What I Learned From Red Riding Hood’s Mother

This story is paired with “Red Riding Hood” from Children’s and Household Tales by Jacob and Wilhelm Grimm. For best experience, download the LithoReader for your iPhone or iPad and get NonBinary Review for free. 


Never strike a domestic animal.
Never sugar-suit a patrolman, subtitle
a patsy, turn aside from
a Proto-Indo-European line of travel.

Never stuff the main subject
from the patriarchy. Never wander
at random from a patisserie.
And, never, ever tamper with streamers,

give tampons to the public, exchange idle
gossip with anyone who does not belong
in the environment in which they are found.
Never, ever tantalize a strudel, tangle

with streptococcus, tame a strategy,
divulge secrets to the Danish.
Never style the patio, and never,
ever target a stud.



I started with this line uttered by Little Red Riding Hood’s mother before the girl takes off to visit her Grandmother: “And don’t forget what I’ve taught you: never stray from the path, and never, ever talk to strangers.”

I then applied two Oulipo techniques to the phrase “never stray from the path, and never, ever talk to stranger.”

N + 7: I collected words from the dictionary that appear 7, 14, 21, 28, 35, 42 and 49 words after the words stray, path, talk and strangers.
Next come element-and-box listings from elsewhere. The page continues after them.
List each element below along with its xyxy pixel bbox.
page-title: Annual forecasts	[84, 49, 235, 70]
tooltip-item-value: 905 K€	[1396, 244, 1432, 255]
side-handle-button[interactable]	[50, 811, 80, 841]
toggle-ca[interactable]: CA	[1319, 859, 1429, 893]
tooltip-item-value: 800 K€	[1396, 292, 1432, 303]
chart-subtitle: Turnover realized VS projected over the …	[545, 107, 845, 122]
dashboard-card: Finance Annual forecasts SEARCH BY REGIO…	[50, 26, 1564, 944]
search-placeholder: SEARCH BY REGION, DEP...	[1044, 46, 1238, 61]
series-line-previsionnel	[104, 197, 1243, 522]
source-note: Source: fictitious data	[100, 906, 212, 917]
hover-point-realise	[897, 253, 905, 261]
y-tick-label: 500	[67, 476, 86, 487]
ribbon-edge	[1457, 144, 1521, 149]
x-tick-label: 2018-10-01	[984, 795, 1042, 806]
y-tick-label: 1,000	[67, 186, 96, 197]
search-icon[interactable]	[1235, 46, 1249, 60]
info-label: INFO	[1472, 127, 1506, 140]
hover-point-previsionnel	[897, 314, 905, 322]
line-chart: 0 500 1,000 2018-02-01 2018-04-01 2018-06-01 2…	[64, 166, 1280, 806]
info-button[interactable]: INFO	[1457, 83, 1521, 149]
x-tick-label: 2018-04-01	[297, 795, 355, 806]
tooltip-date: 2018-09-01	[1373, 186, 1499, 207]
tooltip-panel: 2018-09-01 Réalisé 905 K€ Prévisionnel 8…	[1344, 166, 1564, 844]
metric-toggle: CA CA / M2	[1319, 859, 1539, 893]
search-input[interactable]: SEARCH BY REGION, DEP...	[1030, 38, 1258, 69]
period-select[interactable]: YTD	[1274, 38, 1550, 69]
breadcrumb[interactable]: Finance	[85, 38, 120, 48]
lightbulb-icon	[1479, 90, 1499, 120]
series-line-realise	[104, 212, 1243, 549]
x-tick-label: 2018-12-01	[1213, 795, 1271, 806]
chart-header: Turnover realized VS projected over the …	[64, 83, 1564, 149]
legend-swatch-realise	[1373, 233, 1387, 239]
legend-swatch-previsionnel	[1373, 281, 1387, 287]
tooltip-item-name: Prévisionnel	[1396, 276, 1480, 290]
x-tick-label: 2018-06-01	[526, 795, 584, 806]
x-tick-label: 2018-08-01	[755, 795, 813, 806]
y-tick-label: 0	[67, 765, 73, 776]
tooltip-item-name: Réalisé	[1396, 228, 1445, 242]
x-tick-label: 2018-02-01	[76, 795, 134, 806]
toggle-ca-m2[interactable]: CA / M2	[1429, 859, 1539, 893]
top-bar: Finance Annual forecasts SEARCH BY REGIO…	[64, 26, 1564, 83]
Some of these alternate words are used in place of the original words.

Definitional Lit: I also collected dictionary definitions for stray, path, talk and strangers and used pieces of those definitions in place of the original words.


kelly-nelsonKelly Nelson is the author of the chapbook Rivers I Don’t Live By, winner of the 2013 Concrete Wolf Chapbook Award. Her poems are in Another Chicago Magazine, Watershed Review, I-70 Review and Bluestem. She teaches Interdisciplinary Studies at Arizona State University.